Author

Keisha Ray

Publish date

Tag(s): Legacy post

by Keisha Ray, Ph.D.

Like many bioethicists, I often have to research disturbing parts of American culture for various writing projects. Topics like rape, gun violence, sexism, and medical racism are often times the subjects of my scholarly articles and blogs. Many times, I have to research how these topics play out in our everyday lives, forcing me to research popular and heart-breaking news stories such as the Orlando night club shooting or the recent Stanford rape case. Because of technology, social media, and the always handy cell phone, my research often requires me to read or watch the testimonies of witnesses to heinous crimes, crime scene photos, and/or videos of murders. During my research I encounter articles written by hateful and bigoted people, but as a good researcher, I have to read their vile words as well. Sometimes my research hits a little too close to home and prompts me to think about the possibility of these disturbing occurrences happening to me, my family, or my friends. While doing research on these kinds of topics, I, understandably can feel frustrated with the world, angry, sad, hopeless, and especially discouraged. My current research project on victim-blaming has me feeling especially angry and discouraged right now, but it is also forcing me to think about how I can take care of my emotional and mental health so that I can continue what I believe to be meaningful work.

Medical educators often teach medical students and physicians how to prevent burnout, how to recognize burnout, and how to treat burnout. In my own medical school classes, my students frequently talk about their concerns with burnout. Many believe that they are already experiencing burnout and worry that once they are practitioners the feeling of burnout will worsen. Medical students are right to be worried about burnout, considering the demands of the job and the mental, emotional, and job-related effects of burnout. Also, considering that physicians have a high risk of dying by suicide, burnout is a real concern. Because students are also taught to think about their patients, burnout is also a concern considering how it also impacts patients (A burned out physician is not an effective physician).

My students and I also frequently discuss how to recognize burnout among caregivers of mentally and/or physically disabled family members, or among adult children who care for their elderly and/or demented parents.

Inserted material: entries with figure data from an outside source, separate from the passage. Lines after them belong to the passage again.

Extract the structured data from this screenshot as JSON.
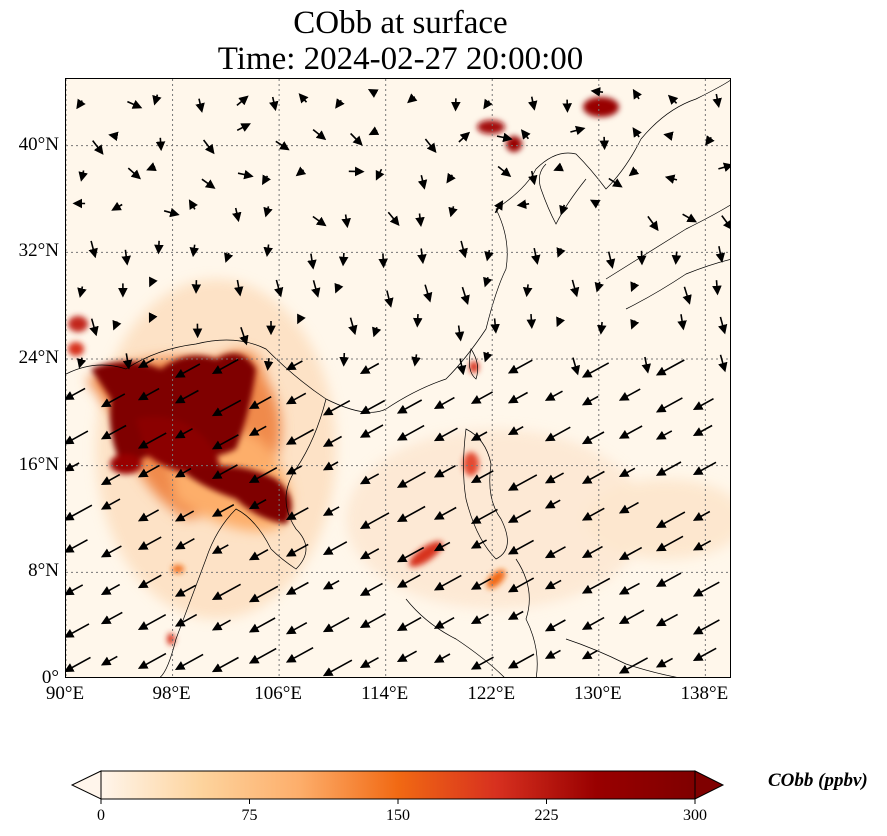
{
  "title_line1": "CObb at surface",
  "title_line2": "Time: 2024-02-27 20:00:00",
  "lat_ticks": [
    {
      "label": "0°",
      "value": 0
    },
    {
      "label": "8°N",
      "value": 8
    },
    {
      "label": "16°N",
      "value": 16
    },
    {
      "label": "24°N",
      "value": 24
    },
    {
      "label": "32°N",
      "value": 32
    },
    {
      "label": "40°N",
      "value": 40
    }
  ],
  "lon_ticks": [
    {
      "label": "90°E",
      "value": 90
    },
    {
      "label": "98°E",
      "value": 98
    },
    {
      "label": "106°E",
      "value": 106
    },
    {
      "label": "114°E",
      "value": 114
    },
    {
      "label": "122°E",
      "value": 122
    },
    {
      "label": "130°E",
      "value": 130
    },
    {
      "label": "138°E",
      "value": 138
    }
  ],
  "extent": {
    "lon_min": 90,
    "lon_max": 140,
    "lat_min": 0,
    "lat_max": 45
  },
  "colorbar": {
    "label": "CObb (ppbv)",
    "min": 0,
    "max": 300,
    "ticks": [
      "0",
      "75",
      "150",
      "225",
      "300"
    ],
    "colors": [
      "#fff5eb",
      "#fdd49e",
      "#fdae6b",
      "#f16913",
      "#d7301f",
      "#990000",
      "#7f0000"
    ]
  },
  "gridline_style": "dotted"
}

Burnout among this population is especially worrisome because the caregiver as well as their loved ones, who are made vulnerable by disease or injury can experience the adverse effects of burnout. But how do we talk about burnout among academics in the medical community, like bioethicists? Particularly those whose research forces them to explore the social malaises that are frequently the headlining story on the evening news?

There are some articles written about burnout among academic professors that bring attention to the stresses of an academic job, such as being overworked. There are even some sources that detail the so-called four stages of burnout: physical, mental, and emotional exhaustion, shame and doubt, cynicism, and helplessness (in the same vein as the five stages of grief). But what I think is left to be explored is how burnout specifically impacts bioethicists like myself whose work requires us to dive into the dark and ugly parts of humanity that can be easily ignored for the much more rosy and sunny parts of humanity.

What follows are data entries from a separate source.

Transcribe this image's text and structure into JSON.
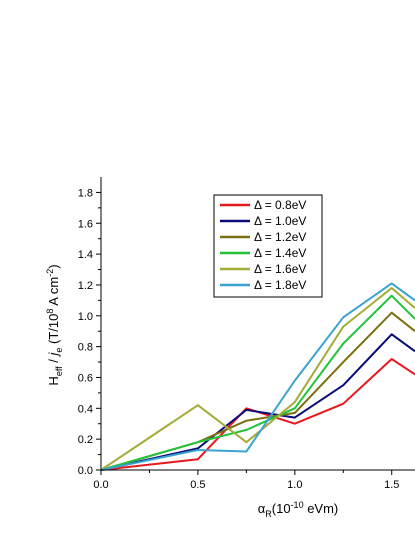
{
  "chart_data": {
    "type": "line",
    "xlabel_parts": {
      "base": "α",
      "sub": "R",
      "rest": "(10",
      "sup": "-10",
      "tail": " eVm)"
    },
    "ylabel_parts": {
      "a": "H",
      "a_sub": "eff",
      "b": " / ",
      "c": "j",
      "c_sub": "e",
      "d": " (T/10",
      "d_sup": "8",
      "e": " A cm",
      "e_sup": "-2",
      "f": ")"
    },
    "xlim": [
      0.0,
      1.62
    ],
    "ylim": [
      0.0,
      1.9
    ],
    "x_ticks": [
      "0.0",
      "0.5",
      "1.0",
      "1.5"
    ],
    "y_ticks": [
      "0.0",
      "0.2",
      "0.4",
      "0.6",
      "0.8",
      "1.0",
      "1.2",
      "1.4",
      "1.6",
      "1.8"
    ],
    "legend_position": "top-center",
    "series": [
      {
        "name": "Δ = 0.8eV",
        "color": "#e8191c",
        "x": [
          0.0,
          0.5,
          0.75,
          1.0,
          1.25,
          1.5,
          1.62
        ],
        "y": [
          0.0,
          0.07,
          0.4,
          0.3,
          0.43,
          0.72,
          0.62
        ]
      },
      {
        "name": "Δ = 1.0eV",
        "color": "#0a0a78",
        "x": [
          0.0,
          0.5,
          0.75,
          1.0,
          1.25,
          1.5,
          1.62
        ],
        "y": [
          0.0,
          0.14,
          0.39,
          0.34,
          0.55,
          0.88,
          0.77
        ]
      },
      {
        "name": "Δ = 1.2eV",
        "color": "#7a7010",
        "x": [
          0.0,
          0.5,
          0.75,
          1.0,
          1.25,
          1.5,
          1.62
        ],
        "y": [
          0.0,
          0.18,
          0.32,
          0.37,
          0.7,
          1.02,
          0.9
        ]
      },
      {
        "name": "Δ = 1.4eV",
        "color": "#22c33a",
        "x": [
          0.0,
          0.5,
          0.75,
          1.0,
          1.25,
          1.5,
          1.62
        ],
        "y": [
          0.0,
          0.18,
          0.26,
          0.4,
          0.82,
          1.13,
          0.98
        ]
      },
      {
        "name": "Δ = 1.6eV",
        "color": "#a3ac38",
        "x": [
          0.0,
          0.5,
          0.75,
          1.0,
          1.25,
          1.5,
          1.62
        ],
        "y": [
          0.0,
          0.42,
          0.18,
          0.44,
          0.93,
          1.18,
          1.05
        ]
      },
      {
        "name": "Δ = 1.8eV",
        "color": "#3aa3d0",
        "x": [
          0.0,
          0.5,
          0.75,
          1.0,
          1.25,
          1.5,
          1.62
        ],
        "y": [
          0.0,
          0.13,
          0.12,
          0.58,
          0.99,
          1.21,
          1.1
        ]
      }
    ]
  }
}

A part of the nature of burnout is the desire to discontinue your emotionally draining research project and move on to something else, a happier project. I have been guilty of doing this myself. When past research projects have sucked the emotional life out of me, I have moved on to other projects. But the nagging belief that I’m contributing to a culture that does not talk about the “hard stuff” brought me back to these projects. Also, the belief that academics have certain skills that can illuminate the issues surroundings the “hard stuff” brought me back to my research. There was also the problem of believing that I’m leaving the burden of these hard issues for the next academic and the possibility that I’m a part of a cycle of academics who always think that someone else will talk about these issues.

This way of thinking about researching hard topics is not unique to bioethicists but what is unique to bioethicists is that none of the staple topics of our profession are easy and our research on these topics impacts practitioners and their patients who we are called to be advocates for through research and clinical and governmental policy influence. Just as patients have much at stake if their physicians and caregivers experience burnout, patients can suffer if bioethicists suffer burnout as well. Healthcare works best and patients get the care they need when everyone who is a part of the medical community is at their best, including bioethicists.

If burnout is a troubling side-effect of the job, then self-care among bioethicists needs more promotion in the profession. Learning how to mentally, emotionally, and spiritually rejuvenate our lives keeps us personally healthy but also the profession healthy. We have to take breaks, meditate, enjoy nature, be active, enjoy time with family and friends, watch something other than the news and read articles about something other than the latest social tragedy. We have to learn to care for ourselves so that we can contribute to solutions to social problems rather than be a part of the problem that sweeps these problems under the rug. In other words, we have to do more than teach lessons about burnout and self-care to medical students and physicians, but we need to become the practitioners and implement those lessons in our own careers.